Macro investor Luke Gromen says it US authorities are likely attempting to control the price of Bitcoin (BTC) ahead of the possibility of hyperinflation.
In an interview with Peter McCormack on the What Bitcoin Did podcast, the founder of investment research firm Forest for the Trees says that the US authorities don’t want assets like Bitcoin or gold to go up as it could hurt confidence in their economic policies.
“[US authorities] don’t want things going up that make [them] look bad. If the stock market goes up a ton, there’s not going to be any Americans going, ‘You guys are terrible’. The stock market’s up 100% a year for three years, people will love that. They won’t ask a lot of questions. If Bitcoin goes up 500% a year for three years or if gold goes up 200% a year for three years there start to be more questions.”

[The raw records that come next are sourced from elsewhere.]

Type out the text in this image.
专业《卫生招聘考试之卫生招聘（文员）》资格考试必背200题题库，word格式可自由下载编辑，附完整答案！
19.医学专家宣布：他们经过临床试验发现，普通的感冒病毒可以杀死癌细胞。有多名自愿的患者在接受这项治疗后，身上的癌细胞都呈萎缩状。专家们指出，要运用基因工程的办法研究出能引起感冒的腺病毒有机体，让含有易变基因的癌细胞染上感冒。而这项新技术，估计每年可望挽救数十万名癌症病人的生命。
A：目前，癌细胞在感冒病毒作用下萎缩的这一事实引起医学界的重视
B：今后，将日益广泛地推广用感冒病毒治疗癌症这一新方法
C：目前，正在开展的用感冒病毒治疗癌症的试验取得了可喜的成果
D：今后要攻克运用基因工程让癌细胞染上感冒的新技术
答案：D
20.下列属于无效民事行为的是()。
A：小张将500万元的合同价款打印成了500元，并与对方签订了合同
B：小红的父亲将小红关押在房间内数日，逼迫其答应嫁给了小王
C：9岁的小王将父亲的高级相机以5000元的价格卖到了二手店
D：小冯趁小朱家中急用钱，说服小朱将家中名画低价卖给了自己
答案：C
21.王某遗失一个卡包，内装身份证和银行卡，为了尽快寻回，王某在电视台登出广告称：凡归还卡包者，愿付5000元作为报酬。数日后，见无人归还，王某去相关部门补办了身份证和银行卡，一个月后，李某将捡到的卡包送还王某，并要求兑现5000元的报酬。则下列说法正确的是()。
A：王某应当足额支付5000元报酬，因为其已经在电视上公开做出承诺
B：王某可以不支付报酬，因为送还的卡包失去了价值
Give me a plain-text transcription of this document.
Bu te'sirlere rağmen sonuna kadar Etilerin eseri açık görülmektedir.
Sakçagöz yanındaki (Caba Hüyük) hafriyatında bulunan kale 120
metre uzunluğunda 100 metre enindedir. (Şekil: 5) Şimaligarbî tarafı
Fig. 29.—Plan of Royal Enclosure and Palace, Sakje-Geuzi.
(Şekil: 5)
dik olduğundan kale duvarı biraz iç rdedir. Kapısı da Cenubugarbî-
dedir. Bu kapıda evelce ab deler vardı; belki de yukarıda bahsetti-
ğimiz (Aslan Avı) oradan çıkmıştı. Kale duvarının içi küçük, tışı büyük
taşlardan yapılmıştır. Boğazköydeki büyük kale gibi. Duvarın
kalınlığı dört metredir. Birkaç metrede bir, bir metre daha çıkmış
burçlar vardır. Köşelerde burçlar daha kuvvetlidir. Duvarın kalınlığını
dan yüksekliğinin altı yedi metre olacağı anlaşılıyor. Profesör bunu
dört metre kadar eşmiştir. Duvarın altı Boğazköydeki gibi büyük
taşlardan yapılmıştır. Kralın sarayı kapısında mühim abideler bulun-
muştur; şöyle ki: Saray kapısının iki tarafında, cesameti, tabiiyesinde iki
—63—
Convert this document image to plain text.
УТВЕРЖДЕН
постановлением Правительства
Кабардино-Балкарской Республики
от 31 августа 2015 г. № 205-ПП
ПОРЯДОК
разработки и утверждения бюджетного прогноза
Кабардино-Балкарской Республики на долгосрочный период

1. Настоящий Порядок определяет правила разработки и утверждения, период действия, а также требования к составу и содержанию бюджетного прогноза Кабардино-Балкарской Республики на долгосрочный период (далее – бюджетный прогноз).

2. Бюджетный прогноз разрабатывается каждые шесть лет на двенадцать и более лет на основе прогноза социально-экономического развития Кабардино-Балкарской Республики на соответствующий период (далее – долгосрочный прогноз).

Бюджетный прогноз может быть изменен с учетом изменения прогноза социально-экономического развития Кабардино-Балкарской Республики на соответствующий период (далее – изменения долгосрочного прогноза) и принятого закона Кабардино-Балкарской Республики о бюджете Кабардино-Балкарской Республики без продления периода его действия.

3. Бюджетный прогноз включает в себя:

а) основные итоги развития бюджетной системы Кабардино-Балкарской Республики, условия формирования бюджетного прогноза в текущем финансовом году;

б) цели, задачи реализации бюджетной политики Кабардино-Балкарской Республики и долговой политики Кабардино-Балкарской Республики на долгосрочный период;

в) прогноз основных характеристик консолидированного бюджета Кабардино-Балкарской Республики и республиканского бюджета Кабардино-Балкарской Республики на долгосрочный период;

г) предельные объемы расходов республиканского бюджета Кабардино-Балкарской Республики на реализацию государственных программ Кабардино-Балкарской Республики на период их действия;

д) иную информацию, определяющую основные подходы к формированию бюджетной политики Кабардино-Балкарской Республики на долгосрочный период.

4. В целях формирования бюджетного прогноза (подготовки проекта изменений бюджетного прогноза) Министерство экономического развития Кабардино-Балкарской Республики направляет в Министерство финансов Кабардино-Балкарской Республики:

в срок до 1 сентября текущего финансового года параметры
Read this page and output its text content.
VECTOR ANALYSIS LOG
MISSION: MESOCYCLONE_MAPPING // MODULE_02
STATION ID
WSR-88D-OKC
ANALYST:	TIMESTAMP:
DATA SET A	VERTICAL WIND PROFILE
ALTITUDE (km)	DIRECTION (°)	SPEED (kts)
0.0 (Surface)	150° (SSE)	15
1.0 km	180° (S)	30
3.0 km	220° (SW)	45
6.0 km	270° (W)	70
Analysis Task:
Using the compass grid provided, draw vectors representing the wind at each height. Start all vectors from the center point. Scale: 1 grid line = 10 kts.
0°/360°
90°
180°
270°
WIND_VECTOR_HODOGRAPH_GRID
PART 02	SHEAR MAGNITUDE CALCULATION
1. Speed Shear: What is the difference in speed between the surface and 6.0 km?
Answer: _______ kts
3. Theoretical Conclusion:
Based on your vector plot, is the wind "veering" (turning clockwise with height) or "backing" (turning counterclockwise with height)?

Ahead of a possible rise in inflation, Groman says the US may be attempting to curtail the use of crypto in a coordinated attack on digital currencies that many refer to as “Choke Point 2.0,” or a series of unreasonable regulatory enforcement actions on the space.
“They need to inflate away and by delaying the inflating away as much as they already have, they’re increasing the odds they need to do a really compressed period [of inflation]. And then I look at Operation Choke Point 2.0… Gosh, it sure looks like they’re trying to chain the theater doors before they light the joint on fire.
…They are starting to see the inevitability of where policy is going to have to go which is a compressed period of high rates of inflation and I don’t know if that’s 100 (% inflation) or if that’s 20. For me a 100 a year is still a tail risk, but that tail has gotten meaningfully fatter over the last two, three years.
For me, Choke Point 2.0, within this, starts to look like a capital control of an asset class that certain elements of the government would not want going up as a result of what they’re doing or what they’re going to do.”